Don't allow individual teams to utilize stand-alone products if there is a standard monitoring tool defined for a given platform.

Don't allow manual checks of an applications function. Relying on someone to manually check application functionality causes delays and has the potential for extended outages. Operators should be automatically alerted when an exception occurs that may impact application functionality.

Don't let support teams perform their own monitoring exclusively. Some teams may want to perform their own monitoring; that is not acceptable. It is OK if they want a view of what the command center sees. It is not OK to let them perform monitoring instead of the command center. Departments and teams that perform their own monitoring with no oversight tend to hide their dirty laundry. They also tend to apply temporary fixes. As a result, you will have more outages, longer outage times, and a higher percentage of recurring outages. Because there's no oversight, senior management is usually unaware of the number or scope of the outages. Customers usually take their business elsewhere and senior management is left wondering why they did so.
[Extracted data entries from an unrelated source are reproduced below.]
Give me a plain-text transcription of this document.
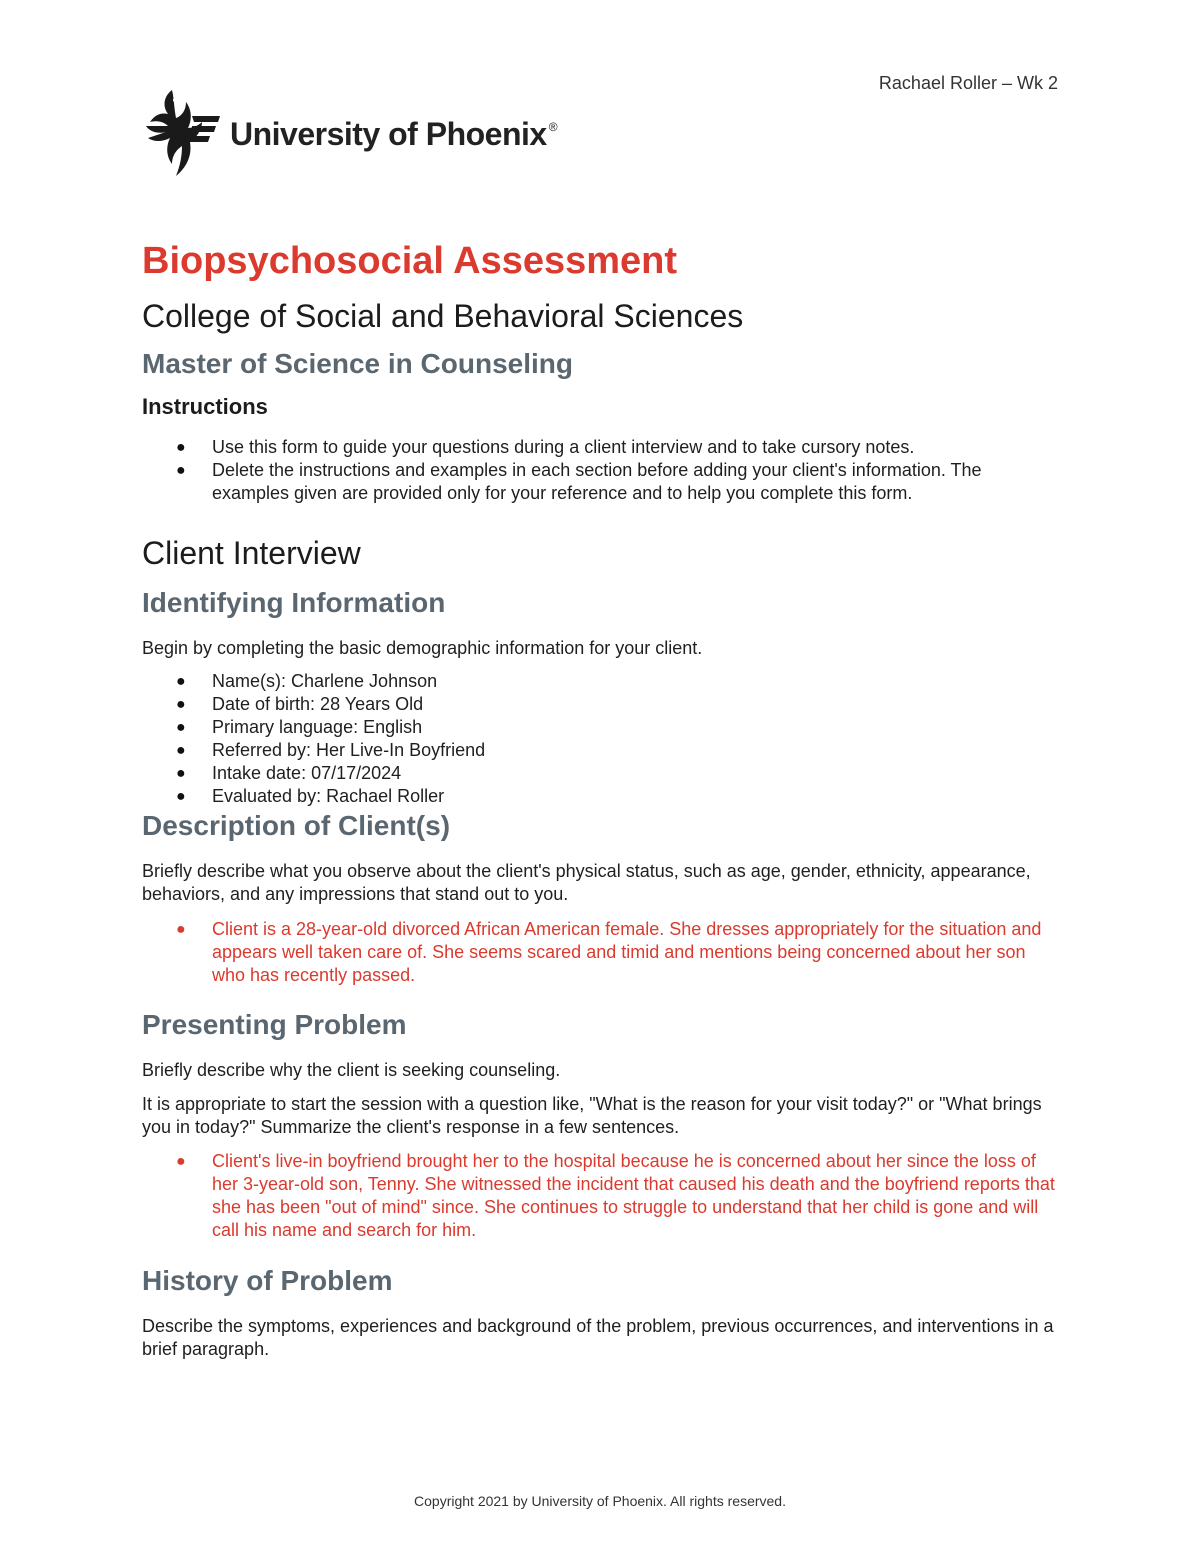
Rachael Roller – Wk 2
University of Phoenix ®
Biopsychosocial Assessment
College of Social and Behavioral Sciences
Master of Science in Counseling
Instructions
● Use this form to guide your questions during a client interview and to take cursory notes.
● Delete the instructions and examples in each section before adding your client's information. The examples given are provided only for your reference and to help you complete this form.
Client Interview
Identifying Information

Begin by completing the basic demographic information for your client.

● Name(s): Charlene Johnson
● Date of birth: 28 Years Old
● Primary language: English
● Referred by: Her Live-In Boyfriend
● Intake date: 07/17/2024
● Evaluated by: Rachael Roller
Description of Client(s)

Briefly describe what you observe about the client's physical status, such as age, gender, ethnicity, appearance, behaviors, and any impressions that stand out to you.

● Client is a 28-year-old divorced African American female. She dresses appropriately for the situation and appears well taken care of. She seems scared and timid and mentions being concerned about her son who has recently passed.
Presenting Problem

Briefly describe why the client is seeking counseling.

It is appropriate to start the session with a question like, "What is the reason for your visit today?" or "What brings you in today?" Summarize the client's response in a few sentences.

● Client's live-in boyfriend brought her to the hospital because he is concerned about her since the loss of her 3-year-old son, Tenny. She witnessed the incident that caused his death and the boyfriend reports that she has been "out of mind" since. She continues to struggle to understand that her child is gone and will call his name and search for him.
History of Problem

Describe the symptoms, experiences and background of the problem, previous occurrences, and interventions in a brief paragraph.

Copyright 2021 by University of Phoenix. All rights reserved.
When the command center performs the monitoring, it serves two purposes.

First, the command center is able to quickly determine whether a problem in one area is affecting other areas. If a communications line goes down and several businesses suddenly go red, command center staff will know which support teams to notify first. A team monitoring its own area may not be aware of the communications failure and will spend valuable time diagnosing the problem.
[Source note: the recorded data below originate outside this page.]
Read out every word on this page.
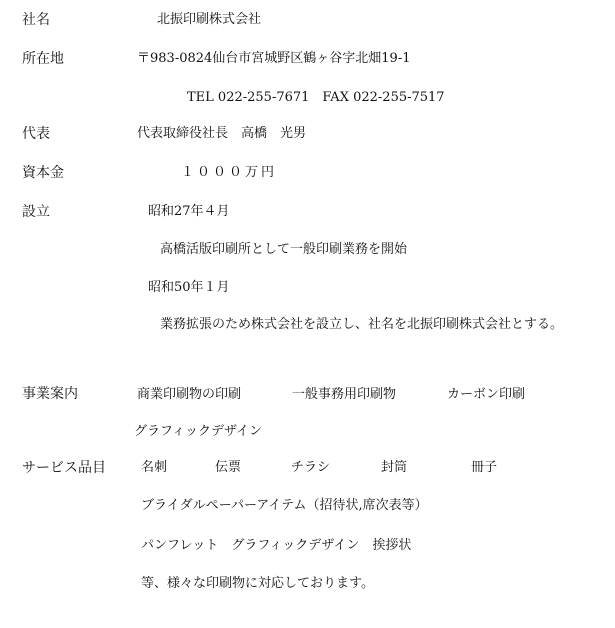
社名	北振印刷株式会社
所在地	〒983-0824仙台市宮城野区鶴ヶ谷字北畑19-1
TEL 022-255-7671　FAX 022-255-7517
代表	代表取締役社長　高橋　光男
資本金	１０００万円
設立	昭和27年４月
高橋活版印刷所として一般印刷業務を開始
昭和50年１月
業務拡張のため株式会社を設立し、社名を北振印刷株式会社とする。
事業案内	商業印刷物の印刷	一般事務用印刷物	カーボン印刷
グラフィックデザイン
サービス品目	名刺	伝票	チラシ	封筒	冊子
ブライダルペーパーアイテム（招待状,席次表等）
パンフレット　グラフィックデザイン　挨拶状
等、様々な印刷物に対応しております。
The second purpose is transparency. Teams that are being watched by others tend to run better, with fewer problems.

When something breaks, they tend to find a permanent solution so that the same issue doesn't recur.

Don't ignore alerts. Ignoring alerts is a sure way of getting into trouble. At some point a mistake will be made and someone will ignore the wrong alert. Avoid the problem altogether by making sure non-actionable alerts are not even seen.

Don't let the monitoring screens get flooded with alerts. A monitoring screen that's flooded with alerts makes it very easy to miss a critical alert. Alerts need to be acted upon and corrected as soon as possible. It is not acceptable to let alerts sit in the queue until the support teams' regular work hours. If the condition is acceptable during off-hours, then the alert should only be generated when it is not acceptable and when someone is available to work on the problem. Alerts that don't get addressed within a specific timeframe should get escalated to the next level of management.